7) Bring up & auto-start

wg-quick up wg0
systemctl enable wg-quick@wg0
wg show

8) Windows 11 client client.conf

[Interface]
PrivateKey = <client.key>
Address    = 10.10.0.2/32
DNS        = 192.168.0.251

[Peer]
PublicKey    = <server.pub>
PresharedKey = <psk>                     # remove if unused
Endpoint     = <your_public_IP_or_DDNS>:51820
# Send company subnets through the tunnel
AllowedIPs   = 10.10.0.1/32, 192.168.0.0/24, 192.168.10.0/24
PersistentKeepalive = 25

If the client’s local LAN is also 192.168.0.0/24, prefer precise host routes (/32) to avoid conflicts, or temporarily use 0.0.0.0/0 to verify.

9) Validation

Windows (after connecting):

ping 10.10.0.1
ping 192.168.0.70
ping 192.168.0.251
ping 192.168.0.203
ping 192.168.10.20

Server (while pinging):

iptables -t nat -v -n -L POSTROUTING   # expect MASQUERADE on -o ens18 with growing counters
wg show                                # peer rx/tx increasing
tcpdump -ni wg0 icmp
tcpdump -ni ens18 host 192.168.0.203 and icmp
ip route get 192.168.0.203             # expect dev ens18 src 192.168.0.70

10) Quick troubleshooting

  • Only pinging 10.10.0.1 / 192.168.0.70 works
    Check ip_forward=1, rp_filter=0, and this NAT rule exists:
    -A POSTROUTING -s 10.10.0.0/24 -o ens18 -j MASQUERADE.

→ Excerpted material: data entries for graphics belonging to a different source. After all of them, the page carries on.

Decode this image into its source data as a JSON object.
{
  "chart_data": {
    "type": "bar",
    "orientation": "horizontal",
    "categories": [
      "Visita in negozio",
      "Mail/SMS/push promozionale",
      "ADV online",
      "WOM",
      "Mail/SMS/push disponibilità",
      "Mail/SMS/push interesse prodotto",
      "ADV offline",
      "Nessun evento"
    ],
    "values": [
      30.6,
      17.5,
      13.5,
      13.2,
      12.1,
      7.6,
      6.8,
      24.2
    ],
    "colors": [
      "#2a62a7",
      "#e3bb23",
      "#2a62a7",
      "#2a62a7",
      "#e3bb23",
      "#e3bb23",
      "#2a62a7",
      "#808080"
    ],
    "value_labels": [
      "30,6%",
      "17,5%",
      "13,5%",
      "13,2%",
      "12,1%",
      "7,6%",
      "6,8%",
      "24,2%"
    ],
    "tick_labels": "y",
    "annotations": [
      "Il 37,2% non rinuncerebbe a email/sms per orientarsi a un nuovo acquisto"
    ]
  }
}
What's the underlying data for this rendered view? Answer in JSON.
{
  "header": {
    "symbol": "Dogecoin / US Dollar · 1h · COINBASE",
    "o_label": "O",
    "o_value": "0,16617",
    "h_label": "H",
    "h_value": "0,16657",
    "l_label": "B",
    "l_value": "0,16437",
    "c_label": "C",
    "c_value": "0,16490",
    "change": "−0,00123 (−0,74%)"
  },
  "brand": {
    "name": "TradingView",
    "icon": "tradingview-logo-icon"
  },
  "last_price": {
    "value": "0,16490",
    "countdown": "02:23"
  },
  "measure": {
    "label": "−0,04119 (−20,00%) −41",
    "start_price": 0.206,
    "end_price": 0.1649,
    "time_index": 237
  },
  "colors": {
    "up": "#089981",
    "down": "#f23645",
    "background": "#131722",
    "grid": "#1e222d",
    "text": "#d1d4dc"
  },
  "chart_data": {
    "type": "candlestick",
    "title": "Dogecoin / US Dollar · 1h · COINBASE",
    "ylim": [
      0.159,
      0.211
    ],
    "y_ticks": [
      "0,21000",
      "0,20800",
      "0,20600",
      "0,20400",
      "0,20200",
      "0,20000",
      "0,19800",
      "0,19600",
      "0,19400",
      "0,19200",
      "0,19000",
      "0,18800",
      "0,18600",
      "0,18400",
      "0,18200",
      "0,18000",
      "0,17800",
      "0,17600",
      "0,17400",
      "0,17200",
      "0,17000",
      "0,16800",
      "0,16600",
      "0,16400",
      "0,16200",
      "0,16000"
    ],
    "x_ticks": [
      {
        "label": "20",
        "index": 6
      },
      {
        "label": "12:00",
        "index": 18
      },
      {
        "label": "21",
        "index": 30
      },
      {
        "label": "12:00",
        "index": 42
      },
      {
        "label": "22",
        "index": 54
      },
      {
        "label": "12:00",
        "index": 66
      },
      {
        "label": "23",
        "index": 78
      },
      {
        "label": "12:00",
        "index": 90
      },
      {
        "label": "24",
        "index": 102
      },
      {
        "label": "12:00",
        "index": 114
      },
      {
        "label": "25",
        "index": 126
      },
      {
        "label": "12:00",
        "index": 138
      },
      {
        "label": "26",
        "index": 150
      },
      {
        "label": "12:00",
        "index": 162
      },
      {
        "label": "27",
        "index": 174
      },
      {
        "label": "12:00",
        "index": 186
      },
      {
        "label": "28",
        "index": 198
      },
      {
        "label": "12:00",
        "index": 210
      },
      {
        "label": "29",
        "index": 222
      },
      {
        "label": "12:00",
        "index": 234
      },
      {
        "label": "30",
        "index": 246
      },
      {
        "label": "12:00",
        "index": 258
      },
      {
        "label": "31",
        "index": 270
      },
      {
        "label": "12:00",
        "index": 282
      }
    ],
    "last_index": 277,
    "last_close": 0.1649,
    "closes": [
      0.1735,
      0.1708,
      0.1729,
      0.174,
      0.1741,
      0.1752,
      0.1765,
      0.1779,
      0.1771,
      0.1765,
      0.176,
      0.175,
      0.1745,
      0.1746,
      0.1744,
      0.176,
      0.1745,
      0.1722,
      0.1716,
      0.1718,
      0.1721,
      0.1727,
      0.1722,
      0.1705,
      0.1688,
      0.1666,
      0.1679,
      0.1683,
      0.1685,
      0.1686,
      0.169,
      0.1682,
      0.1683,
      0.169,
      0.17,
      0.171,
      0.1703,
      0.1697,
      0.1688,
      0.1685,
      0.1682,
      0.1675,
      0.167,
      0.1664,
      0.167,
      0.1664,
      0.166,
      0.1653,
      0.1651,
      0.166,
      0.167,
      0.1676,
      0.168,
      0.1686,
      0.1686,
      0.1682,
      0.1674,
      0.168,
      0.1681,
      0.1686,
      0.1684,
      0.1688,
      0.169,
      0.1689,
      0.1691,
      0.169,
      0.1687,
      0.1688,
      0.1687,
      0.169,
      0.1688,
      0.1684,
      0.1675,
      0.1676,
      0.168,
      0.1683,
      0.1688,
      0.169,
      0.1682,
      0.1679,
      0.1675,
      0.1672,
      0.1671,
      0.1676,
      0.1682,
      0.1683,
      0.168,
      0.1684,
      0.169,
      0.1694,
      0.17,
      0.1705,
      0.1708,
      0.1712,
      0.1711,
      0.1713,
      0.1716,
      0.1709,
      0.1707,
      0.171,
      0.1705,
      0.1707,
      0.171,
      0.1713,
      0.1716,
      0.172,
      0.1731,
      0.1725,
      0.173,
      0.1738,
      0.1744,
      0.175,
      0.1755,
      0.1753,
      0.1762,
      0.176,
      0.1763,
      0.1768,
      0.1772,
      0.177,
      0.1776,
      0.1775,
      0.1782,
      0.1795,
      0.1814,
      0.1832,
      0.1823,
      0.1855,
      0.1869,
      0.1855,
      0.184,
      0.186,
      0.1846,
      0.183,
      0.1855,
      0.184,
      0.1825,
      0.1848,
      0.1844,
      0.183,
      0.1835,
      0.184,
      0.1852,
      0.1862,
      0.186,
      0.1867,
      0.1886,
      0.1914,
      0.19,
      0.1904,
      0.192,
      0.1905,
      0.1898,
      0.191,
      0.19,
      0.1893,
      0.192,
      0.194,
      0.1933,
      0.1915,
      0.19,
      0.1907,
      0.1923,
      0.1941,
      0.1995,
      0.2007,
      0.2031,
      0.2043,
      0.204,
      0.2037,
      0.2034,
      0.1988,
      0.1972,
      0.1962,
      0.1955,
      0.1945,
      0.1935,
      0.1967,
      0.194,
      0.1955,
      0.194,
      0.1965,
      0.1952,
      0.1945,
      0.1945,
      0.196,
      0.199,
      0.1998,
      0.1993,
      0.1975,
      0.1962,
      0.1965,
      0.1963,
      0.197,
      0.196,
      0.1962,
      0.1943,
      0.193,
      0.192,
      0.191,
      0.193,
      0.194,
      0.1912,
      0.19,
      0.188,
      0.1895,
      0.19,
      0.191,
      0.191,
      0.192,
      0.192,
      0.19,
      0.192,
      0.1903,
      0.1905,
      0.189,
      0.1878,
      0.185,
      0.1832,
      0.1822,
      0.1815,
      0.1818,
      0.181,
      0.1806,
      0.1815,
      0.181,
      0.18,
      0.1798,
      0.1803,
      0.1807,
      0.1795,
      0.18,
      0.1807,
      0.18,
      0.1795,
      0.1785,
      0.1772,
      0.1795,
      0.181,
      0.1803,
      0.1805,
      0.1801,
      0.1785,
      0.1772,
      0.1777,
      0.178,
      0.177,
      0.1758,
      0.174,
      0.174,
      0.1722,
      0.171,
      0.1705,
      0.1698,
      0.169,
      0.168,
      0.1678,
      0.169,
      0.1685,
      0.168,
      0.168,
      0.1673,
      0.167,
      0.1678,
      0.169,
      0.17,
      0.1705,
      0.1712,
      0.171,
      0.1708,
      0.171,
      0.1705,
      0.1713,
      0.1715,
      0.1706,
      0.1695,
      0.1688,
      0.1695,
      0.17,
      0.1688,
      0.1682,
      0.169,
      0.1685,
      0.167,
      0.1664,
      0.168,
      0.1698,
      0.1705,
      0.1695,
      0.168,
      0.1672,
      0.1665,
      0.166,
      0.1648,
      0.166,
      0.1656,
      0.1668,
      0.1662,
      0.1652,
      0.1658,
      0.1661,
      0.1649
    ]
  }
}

  • No 192.168.0.0/24 route on Windows
    Add it in AllowedIPs, or use /32 per-host when the local LAN conflicts.

  • Need VLAN10 access
    Just add 192.168.10.0/24 to the client’s AllowedIPs. DrayTek already routes between VLANs.

  • Prefer pure routing (no NAT)
    Add a static route on DrayTek: dest 10.10.0.0/24 → next-hop 192.168.0.70, then remove the NAT lines from wg0.conf.